Widening deposit gap hits home: first-time buyers need more help than just their parents
A property market where prices have risen more than 20 per cent in a year is undermining home grants and demanding more from parents.
Talk about inflation! This week the federal government released the latest batch of housing assistance grants. As mortgage brokers went to work flogging “government-guaranteed” loans to new home buyers, the corrosive effect of last year’s record-breaking house price surge hit hard.
Put simply, the purchasing power of so-called Government-Guaranteed Home Loans, where first-home buyers can buy a house with a deposit of only 5 per cent, have been sliced back by about one-fifth: a borrower might still only need a 5 per cent deposit, but the price of the house is probably 20 per cent higher than it was when the scheme began in 2020.
The sudden dilution of the most successful of the government home loan assistance schemes points to a bigger problem that has now deepened: first-home buyers – and anyone seeking to help them – are losing the battle of the deposit gap.
What’s more, only a select few can now hope to get into these government guarantee schemes: as the wider efforts in this area phase out, there are fewer than 5000 loans available under the latest release.
But the pressure to help kids buy a house remains intense: first-home buyers are competing afresh with investors who have come rushing back into the market. In the blink of an eye, investors are again taking more than one third of all houses sold.

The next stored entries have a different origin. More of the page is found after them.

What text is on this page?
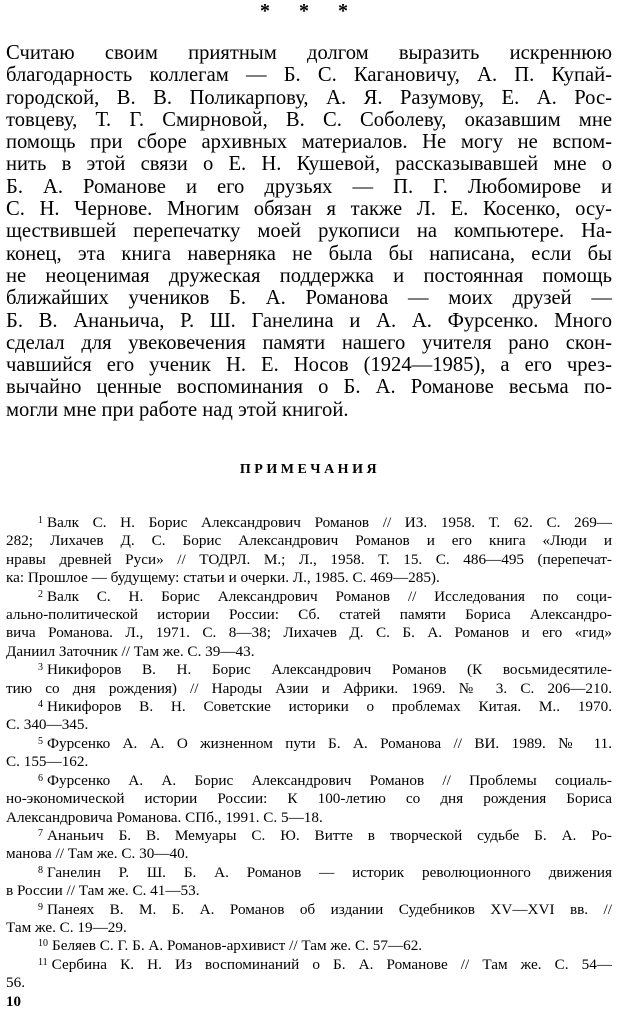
* * *
Считаю своим приятным долгом выразить искреннюю
благодарность коллегам — Б. С. Кагановичу, А. П. Купай-
городской, В. В. Поликарпову, А. Я. Разумову, Е. А. Рос-
товцеву, Т. Г. Смирновой, В. С. Соболеву, оказавшим мне
помощь при сборе архивных материалов. Не могу не вспом-
нить в этой связи о Е. Н. Кушевой, рассказывавшей мне о
Б. А. Романове и его друзьях — П. Г. Любомирове и
С. Н. Чернове. Многим обязан я также Л. Е. Косенко, осу-
ществившей перепечатку моей рукописи на компьютере. На-
конец, эта книга наверняка не была бы написана, если бы
не неоценимая дружеская поддержка и постоянная помощь
ближайших учеников Б. А. Романова — моих друзей —
Б. В. Ананьича, Р. Ш. Ганелина и А. А. Фурсенко. Много
сделал для увековечения памяти нашего учителя рано скон-
чавшийся его ученик Н. Е. Носов (1924—1985), а его чрез-
вычайно ценные воспоминания о Б. А. Романове весьма по-
могли мне при работе над этой книгой.
ПРИМЕЧАНИЯ
$^1$ Валк С. Н. Борис Александрович Романов // ИЗ. 1958. Т. 62. С. 269—
282; Лихачев Д. С. Борис Александрович Романов и его книга «Люди и
нравы древней Руси» // ТОДРЛ. М.; Л., 1958. Т. 15. С. 486—495 (перепечат-
ка: Прошлое — будущему: статьи и очерки. Л., 1985. С. 469—285).
$^2$ Валк С. Н. Борис Александрович Романов // Исследования по соци-
ально-политической истории России: Сб. статей памяти Бориса Александро-
вича Романова. Л., 1971. С. 8—38; Лихачев Д. С. Б. А. Романов и его «гид»
Даниил Заточник // Там же. С. 39—43.
$^3$ Никифоров В. Н. Борис Александрович Романов (К восьмидесятиле-
тию со дня рождения) // Народы Азии и Африки. 1969. № 3. С. 206—210.
$^4$ Никифоров В. Н. Советские историки о проблемах Китая. М.. 1970.
С. 340—345.
$^5$ Фурсенко А. А. О жизненном пути Б. А. Романова // ВИ. 1989. № 11.
С. 155—162.
$^6$ Фурсенко А. А. Борис Александрович Романов // Проблемы социаль-
но-экономической истории России: К 100-летию со дня рождения Бориса
Александровича Романова. СПб., 1991. С. 5—18.
$^7$ Ананьич Б. В. Мемуары С. Ю. Витте в творческой судьбе Б. А. Ро-
манова // Там же. С. 30—40.
$^8$ Ганелин Р. Ш. Б. А. Романов — историк революционного движения
в России // Там же. С. 41—53.
$^9$ Панеях В. М. Б. А. Романов об издании Судебников XV—XVI вв. //
Там же. С. 19—29.
$^{10}$ Беляев С. Г. Б. А. Романов-архивист // Там же. С. 57—62.
$^{11}$ Сербина К. Н. Из воспоминаний о Б. А. Романове // Там же. С. 54—
56.
10
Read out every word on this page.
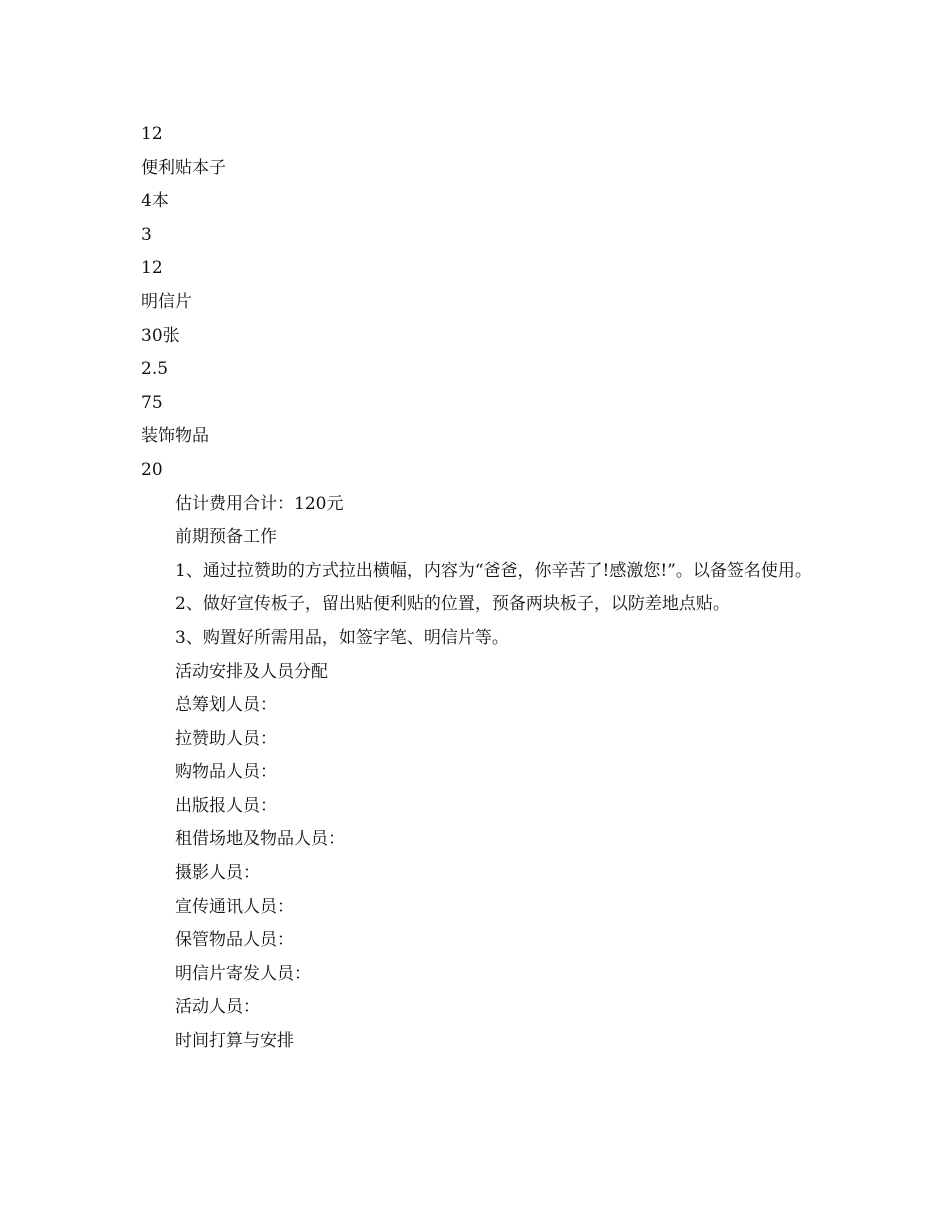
12
便利贴本子
4本
3
12
明信片
30张
2.5
75
装饰物品
20
估计费用合计：120元
前期预备工作
1、通过拉赞助的方式拉出横幅，内容为“爸爸，你辛苦了!感激您!”。以备签名使用。
2、做好宣传板子，留出贴便利贴的位置，预备两块板子，以防差地点贴。
3、购置好所需用品，如签字笔、明信片等。
活动安排及人员分配
总筹划人员：
拉赞助人员：
购物品人员：
出版报人员：
租借场地及物品人员：
摄影人员：
宣传通讯人员：
保管物品人员：
明信片寄发人员：
活动人员：
时间打算与安排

As we have come to expect, Sydney offers the most extreme example. Typically, anyone trying to get into the market will need a 20 per cent deposit – the median home price in the city jumped the highest of all regional markets in 2021, rising by 25 per cent to $1.1m.
In order to crack the Sydney market, buyers will need a deposit of $220,000. There are very few first-home buyers who can muster that sort of money without help.
What’s more, it’s long been a mug’s game waiting for house prices to fall (of course they can fall, historically for short periods).
The talk at the tail end of 2021 was about how rates would rise and house prices would fall as they lifted. Sure, in theory this may happen eventually. But there is no sign of it happening just yet. Neither was there any sign of the RBA moving to lift rates in its first meeting of the year this week. Until that happens, the fundamentals pushing the market higher remain in place.
Looking at the latest house price numbers (over the 12 months to January 31), the facts of the matter are that house prices are still rising: They are now up nationwide by 22.4 per cent over the last year and that is the strongest 12-month performance since 1989.
House prices rising at a slower rate are not to be confused with house prices declining. We have seen enough evidence of incorrect forecasting not to rely on anything other than hard data from the market, which as one key report mentioned this week “surprised on the upside” in the four weeks to January 21.
When house prices were still attached to the reality of wages, many parents helped their children buy a first home through direct cash gifts. Gifting does not get taxed, and nor does it get reported, which ensures it has an enduring appeal.
Similarly, interest-free loans are becoming popular.
Talking to a range of financial advisers this week about the dilution of deposit power, it was surprising how many now are recommending parental guarantees to help their families get into the market.
Under a parental guarantee, the parents put up equity in their home as collateral and guarantee the bank the mortgage their children have taken out will be paid back.
The great advantage here is that, unlike a cash deposit which is losing its power by the day, the guarantee is linked with rising property valuations.
With prices continuing to inch higher, parents can only guarantee a portion of the loan so that mortgage insurance need not be paid by the borrowers.
One last thing: the first company to crack a formula that will allow first-home buyers to enter the market without having to vault the hurdle of a 20 per cent deposit will make a fortune.
That is why Commonwealth Bank appeared this week as a backer of a company called OwnHome, which offers a buy now, pay later model where the company buys the house, the first-home buyer puts down about 2 per cent of the house value and makes payments to the company equivalent to 2.5 per cent of equity each year. After a period of time (ranging up to seven years), the customer can buy the property.
It sounds like a smart idea, it’s backed by some very smart financiers, including Paul Bassat’s Square Peg.
We are going to see more of this innovation in the months ahead as the Bank of Mum and Dad wakes up to the new reality of much higher homes prices.